Aremu (2003) observes that foreign firms can raise the level of capital formation, promote exports and generate foreign exchange. Indeed, the role of FDI in capital formation in Nigeria has been increasing over the years. FDI/GCF (Gross Capital Formation) rose from 7.3% in 1974 to about 17% in 1985, although it was generally low in the late 1970s and early 1980s. For example, FDI only contributed 1.5% to GDP growth in 1976 and 0.5% in 1982. The relatively low level of FDI in total capital formation in these periods was similar to that of Korea and Taiwan, which had emphasized minimal levels of reliance on foreign investment. In contrast to this, were some South East Asian countries which had the policy of attracting FDI, for example, Indonesia. Nigeria retarded the contribution of FDI to gross capital formation during this period using infant industry protection, local content rules, FDI restrictions and other restrictive policies. The relative rise in the share of FDI in capital formation since 1993 has been due to rapid loosening of controls and regulations on the activities of multinational corporations in Nigeria. As a result, FDI/GCF ratio rose from 6.4% in 1986 to 32% in 1993 and 49% in 1998 (Fabayo, 2003).
The linkage between investment and growth does not mean that capital accumulation is the sole determination of economic growth in Nigeria. FDI may also influence investment by domestic firms and by other foreign affiliates. An IMF study based on 69 countries over the period 1970–1989 found that FDI from developed countries stimulated domestic investment (Borensztein et al, 1998).

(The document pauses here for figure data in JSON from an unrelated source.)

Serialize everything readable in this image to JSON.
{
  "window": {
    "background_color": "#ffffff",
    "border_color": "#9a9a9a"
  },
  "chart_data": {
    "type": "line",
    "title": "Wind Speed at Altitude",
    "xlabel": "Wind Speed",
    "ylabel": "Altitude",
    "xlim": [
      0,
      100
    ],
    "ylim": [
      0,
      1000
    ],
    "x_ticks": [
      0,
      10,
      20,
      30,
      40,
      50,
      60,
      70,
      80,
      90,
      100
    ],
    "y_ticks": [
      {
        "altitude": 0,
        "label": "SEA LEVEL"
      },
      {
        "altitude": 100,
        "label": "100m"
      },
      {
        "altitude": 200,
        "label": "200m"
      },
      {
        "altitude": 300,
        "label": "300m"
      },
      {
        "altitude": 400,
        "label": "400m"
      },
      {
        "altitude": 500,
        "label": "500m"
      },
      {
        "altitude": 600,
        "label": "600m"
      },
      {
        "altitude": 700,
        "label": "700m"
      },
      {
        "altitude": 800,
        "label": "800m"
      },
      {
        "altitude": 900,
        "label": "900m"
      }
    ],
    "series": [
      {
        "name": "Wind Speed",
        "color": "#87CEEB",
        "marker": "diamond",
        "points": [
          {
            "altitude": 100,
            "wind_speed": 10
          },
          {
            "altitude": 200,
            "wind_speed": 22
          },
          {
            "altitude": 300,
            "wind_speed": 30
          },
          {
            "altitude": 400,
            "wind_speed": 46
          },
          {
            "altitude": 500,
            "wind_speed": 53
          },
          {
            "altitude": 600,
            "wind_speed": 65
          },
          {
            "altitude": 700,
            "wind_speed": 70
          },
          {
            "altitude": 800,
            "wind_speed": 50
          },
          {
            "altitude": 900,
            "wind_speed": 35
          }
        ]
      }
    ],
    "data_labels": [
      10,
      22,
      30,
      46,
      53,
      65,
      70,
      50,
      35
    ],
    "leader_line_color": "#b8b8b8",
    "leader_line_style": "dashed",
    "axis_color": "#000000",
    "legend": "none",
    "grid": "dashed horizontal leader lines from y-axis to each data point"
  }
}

Thus, Odozi (1995) posits that FDI appears to be the most crucial component of capital inflow Nigeria should seek to attract in the light of her current economic circumstances. Many studies, however, indicate that the impact of FDI is limited or even negative sometimes.

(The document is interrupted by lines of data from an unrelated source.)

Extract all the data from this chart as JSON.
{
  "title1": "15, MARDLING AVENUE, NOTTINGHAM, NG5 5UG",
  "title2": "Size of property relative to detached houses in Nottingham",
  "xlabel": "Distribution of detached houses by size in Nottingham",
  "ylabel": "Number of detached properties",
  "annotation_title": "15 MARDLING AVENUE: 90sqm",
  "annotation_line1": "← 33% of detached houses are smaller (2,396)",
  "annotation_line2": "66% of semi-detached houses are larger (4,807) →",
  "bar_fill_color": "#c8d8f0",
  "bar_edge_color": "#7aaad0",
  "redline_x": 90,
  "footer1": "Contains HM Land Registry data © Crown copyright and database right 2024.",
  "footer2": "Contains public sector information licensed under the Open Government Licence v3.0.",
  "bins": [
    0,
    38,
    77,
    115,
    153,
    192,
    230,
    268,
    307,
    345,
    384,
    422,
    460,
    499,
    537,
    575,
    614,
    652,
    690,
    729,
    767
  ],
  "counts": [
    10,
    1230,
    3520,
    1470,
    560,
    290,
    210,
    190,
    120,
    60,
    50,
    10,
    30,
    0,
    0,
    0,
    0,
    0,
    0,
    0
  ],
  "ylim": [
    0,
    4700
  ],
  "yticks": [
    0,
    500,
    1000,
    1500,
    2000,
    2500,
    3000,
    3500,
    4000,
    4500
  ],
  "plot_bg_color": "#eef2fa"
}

In a study of Nigeria, Onimode et al (1983) found that where FDI was directed at import substituting firms, the value of imports was observed to be greater than the value added produced. This type of FDI would give rise to outflows of investment income and high cost of imported inputs which adversely affect growth. Ohiorheman (1993) asserts that with the research and development (R&D) concentrated in the head offices of multinational corporations (MNCs), technology transfer was limited. He added that even though the MNCs provided local training programs, Nigerians were intricacies of machinery construction or installation. Consequently, their innovative ability was not enhanced. He concluded that, to the extent the MNCs dominated the manufacturing sector, their activities generated little multiplier effects and the linkage effects were generally low in the (manufacturing) sector.
Using indices of dependence and development as a mirror of Nigeria’s economic performance, Oyaide (1977) concluded that FDI engineer both economic dependence and growth. In his opinion, FDI causes and catalyzes a level of growth that would have been impossible without such investment. This is, however, at the cost of economic dependence.
Although a lot of studies indicate that there exists a positive relationship between FDI and economic growth in Nigeria, there is a consensus among economists that the country’s growth rate would have a positive impact on FDI. The prospect that FDI will be profitable is brighter if the nation’s economic health is better and the growth rate of GDP is higher.